Enquiry into Existing builDings and climate change SUBMITTED BY UTTLESFORD DISTRICT COUNCIL

 

On behalf of Uttlesford District Council, here is our evidence for your enquiry. We believe that there are a number of new approaches that can be taken to address the CO2 emissions of existing housing:

- Give stamp duty relief to householders who install energy saving measures within one year of taking ownership of a property. This can be linked to EPC recommendations.

- Make low-interest 'green' mortgages or loans available to cover the cost of relatively expensive energy efficiency projects such as insulating solid walled, historic or other hard to treat housing, or installing solar water heating.

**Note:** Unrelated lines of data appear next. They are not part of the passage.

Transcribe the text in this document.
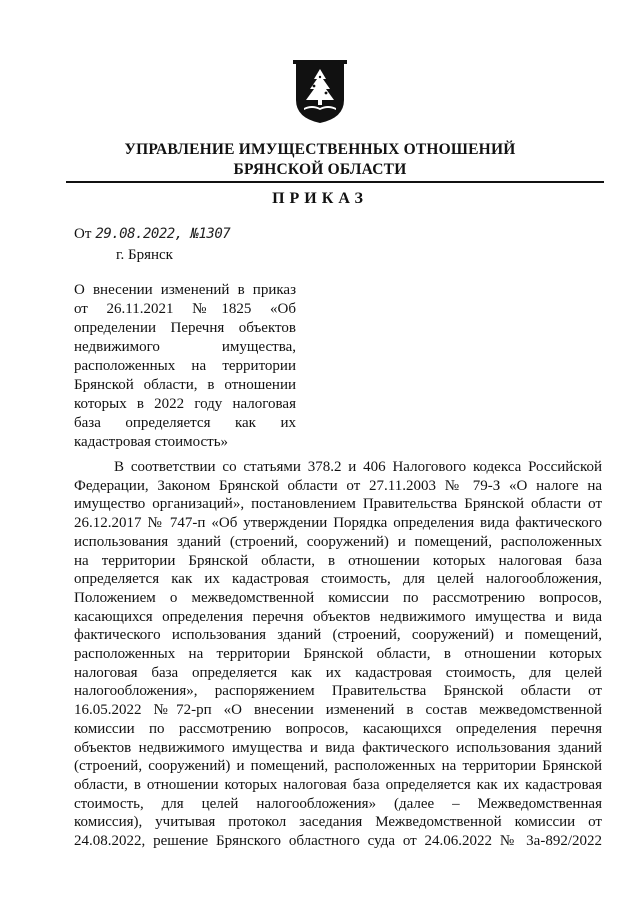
УПРАВЛЕНИЕ ИМУЩЕСТВЕННЫХ ОТНОШЕНИЙ
БРЯНСКОЙ ОБЛАСТИ
ПРИКАЗ
От 29.08.2022, №1307
г. Брянск
О внесении изменений в приказ
от 26.11.2021 №1825 «Об
определении Перечня объектов
недвижимого имущества,
расположенных на территории
Брянской области, в отношении
которых в 2022 году налоговая
база определяется как их
кадастровая стоимость»
В соответствии со статьями 378.2 и 406 Налогового кодекса Российской
Федерации, Законом Брянской области от 27.11.2003 № 79-З «О налоге на
имущество организаций», постановлением Правительства Брянской области от
26.12.2017 № 747-п «Об утверждении Порядка определения вида фактического
использования зданий (строений, сооружений) и помещений, расположенных
на территории Брянской области, в отношении которых налоговая база
определяется как их кадастровая стоимость, для целей налогообложения,
Положением о межведомственной комиссии по рассмотрению вопросов,
касающихся определения перечня объектов недвижимого имущества и вида
фактического использования зданий (строений, сооружений) и помещений,
расположенных на территории Брянской области, в отношении которых
налоговая база определяется как их кадастровая стоимость, для целей
налогообложения», распоряжением Правительства Брянской области от
16.05.2022 №72-рп «О внесении изменений в состав межведомственной
комиссии по рассмотрению вопросов, касающихся определения перечня
объектов недвижимого имущества и вида фактического использования зданий
(строений, сооружений) и помещений, расположенных на территории Брянской
области, в отношении которых налоговая база определяется как их кадастровая
стоимость, для целей налогообложения» (далее – Межведомственная
комиссия), учитывая протокол заседания Межведомственной комиссии от
24.08.2022, решение Брянского областного суда от 24.06.2022 № 3а-892/2022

- Move away from a grants-based market transformation approach for microgeneration and instead introduce an enhanced feed-in tariff for demand side renewable electricity installations. This has proven to be a very successful approach in Germany at no perceptable cost to energy consumers.

- Develop CERT further to reconcile the energy suppliers' business of selling energy, their obligation to improve energy efficiency and their desire to grow - set caps on the total amount of energy they can sell. This will in effect transform their business into energy services companies and will greatly increase their motivation to improve energy efficiency as this will then be the principal means by which they can grow their business.

Finally, we recommend that the Government implement a policy of consequential improvement similar to that which was dropped from the Part L revisions to the building regulations in 2006. This was going to require energy efficiency measures to be carried out in dwellings whenever building works over a certain value were carried out, but was left out at the last minute.

However, our council has proven that consequential improvement is an effective way to reduce the carbon emissions of existing housing. We implemented a form of consequential improvement through our local planning policies, requiring cost effective energy efficiency measures to be carried out in an existing dwellings when they are extended. A full explanation is contained in the attached case study we have recently developed in conjunction with Energy Saving Trust, but in short, it works, increasing the uptake of simple, effective energy saving measures, benefiting householders and the environment alike. Having implemented this policy for over a year we have encountered no significant resistance and there have been no appeals against it. Uttlesford District Council was highly commended in the 2006 National Energy Efficiency Awards for this initiative.

To conclude, in light of our experience, we recommend that the Government reconsider implementing consequential improvement nationally through the building regulations or the planning system. I am more than happy to discuss this further with the Select Committee.